Суфии (Шах) - страница 121

Именно к этой внутренней реальности он нас отсылает, когда признает правомочность различных проявлений формального мышления, но настаивает на истине, которая от всего этого отличается и все превосходит. Вот как профессор Николсон перевел одно из его стихотворений, которое больше всего шокировало святош, полагавших, что путем спасения идут именно они:

Мое сердце может принять любую форму:
Для монаха оно станет монастырем,
для идолов – храмом,
Пастбищем – для газелей,
Каабой – для правоверного,
Оно может стать свитком Торы и Кораном.
Любовь – моя вера;
куда бы ни сворачивали ее верблюды,
Одной только любви я поклоняюсь и в нее верю!

Романтически настроенный человек может подумать, что знакомая ему, поддающаяся определениям любовь, с которой его ум автоматически связывает эти слова, и подразумевается Величайшим

Шейхом в этом стихотворении. Для суфия же это суфизм, и обычная «любовь» является всего лишь ограниченным фрагментом, за пределы которого обычный человек при обычных обстоятельствах никогда не выходит.

Аль-Газали из Персии

Слова, используемые для обозначения «состояний»

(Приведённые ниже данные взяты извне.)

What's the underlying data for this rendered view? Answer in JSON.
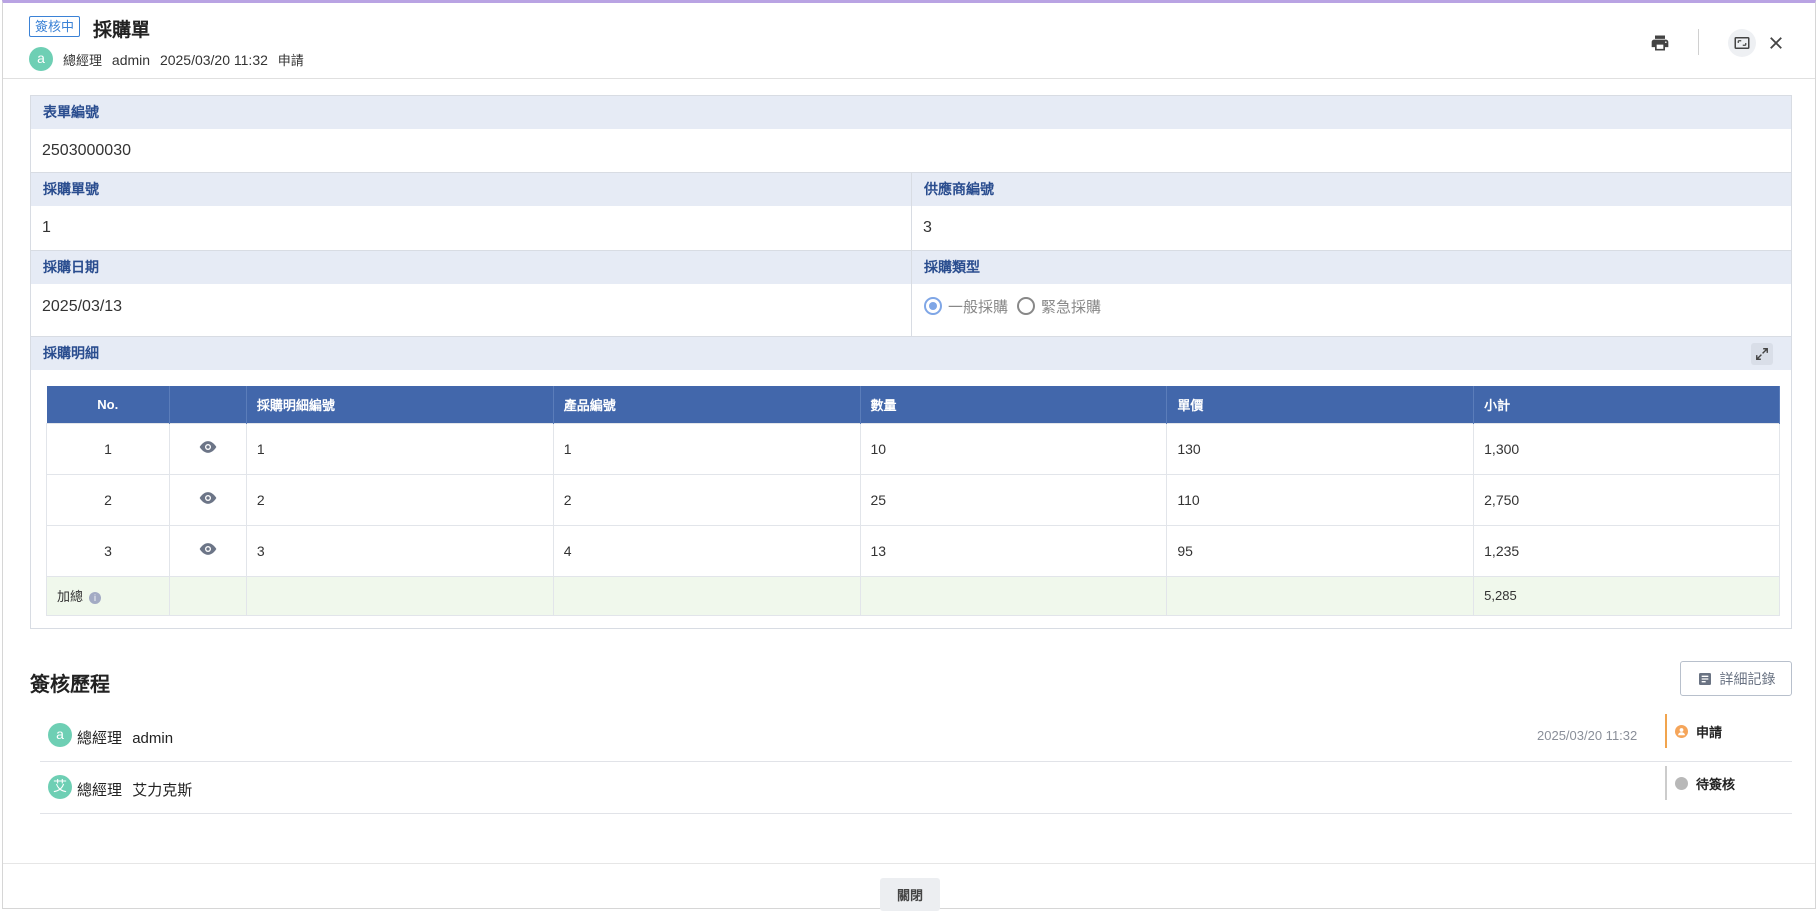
{
  "header": {
    "status_tag": "簽核中",
    "title": "採購單",
    "applicant_avatar": "a",
    "applicant_role": "總經理",
    "applicant_name": "admin",
    "applied_at": "2025/03/20 11:32",
    "action": "申請",
    "icons": [
      "print-icon",
      "maximize-icon",
      "close-icon"
    ]
  },
  "form": {
    "form_no_label": "表單編號",
    "form_no_value": "2503000030",
    "po_no_label": "採購單號",
    "po_no_value": "1",
    "supplier_no_label": "供應商編號",
    "supplier_no_value": "3",
    "po_date_label": "採購日期",
    "po_date_value": "2025/03/13",
    "po_type_label": "採購類型",
    "po_type_options": [
      "一般採購",
      "緊急採購"
    ],
    "po_type_selected": "一般採購",
    "detail_label": "採購明細"
  },
  "table": {
    "columns": [
      "No.",
      "",
      "採購明細編號",
      "產品編號",
      "數量",
      "單價",
      "小計"
    ],
    "rows": [
      {
        "no": "1",
        "detail_no": "1",
        "product_no": "1",
        "qty": "10",
        "price": "130",
        "subtotal": "1,300"
      },
      {
        "no": "2",
        "detail_no": "2",
        "product_no": "2",
        "qty": "25",
        "price": "110",
        "subtotal": "2,750"
      },
      {
        "no": "3",
        "detail_no": "3",
        "product_no": "4",
        "qty": "13",
        "price": "95",
        "subtotal": "1,235"
      }
    ],
    "sum_label": "加總",
    "sum_value": "5,285"
  },
  "history": {
    "title": "簽核歷程",
    "detail_button": "詳細記錄",
    "entries": [
      {
        "avatar": "a",
        "role": "總經理",
        "name": "admin",
        "time": "2025/03/20 11:32",
        "status": "申請",
        "status_color": "#f5a55a"
      },
      {
        "avatar": "艾",
        "role": "總經理",
        "name": "艾力克斯",
        "time": "",
        "status": "待簽核",
        "status_color": "#b8b8b8"
      }
    ]
  },
  "footer": {
    "close_button": "關閉"
  }
}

в суфизме, передают всего лишь приблизительный смысл.

Калабадхи

В тот период, когда норманны укрепляли свои владения в Британии и Сицилии, а на Запад через завоеванную арабами Испанию и Италию проникало все больше мусульманских знаний, империи ислама было менее пятисот лет. Высшее духовенство, запрещенное в исламе и тем не менее обладавшее огромной властью, отчаянно пыталось примирить методы греческой философии с Кораном и традициями Пророка. Пользуясь схоластическими методами толкования религии, эти диалектики оказались неспособны доказать свою правоту с помощью интеллекта. Распространение знаний помогло обществу перерасти рамки формальной диалектики. Прекрасные экономические условия послужили причиной появления многочисленной интеллигенции, которую уже не удовлетворяли догматические аргументы или заявления о том, что «государство должно быть правым». Государством был ислам. Казалось, что ислам распадается на части.


В это время молодой перс из Мешхеда по имени Мухаммед аль-Газали («Прядильщик»), с ранних лет оставшийся сиротой и воспитанный суфиями, проходил обучение в Центральной Азии. Ему суждено было совершить два очень важных дела, в результате чего и христианство и ислам приобрели некоторые черты, сохраняемые ими по сей день.

Ортодоксальный ислам противопоставлял себя суфизму, который он рассматривал как попытку игнорировать закон и заменить его личным опытом реального смысла религии, что было весьма еретической идеей. Мухаммед аль-Газали оказался единственным человеком, способным примирить ислам с интеллектуализмом и, по словам профессора Хитти, «доказать в конечном итоге правоту направления Ашарийа, сделав его положения определяющими для всего ислама». Этот еретик добился таких успехов в своей деятельности, став, фактически, отцом мусульманской церкви, что даже наиболее ортодоксальные деятели до сих пор, называют его высшим академическим титулом «Довод Ислама».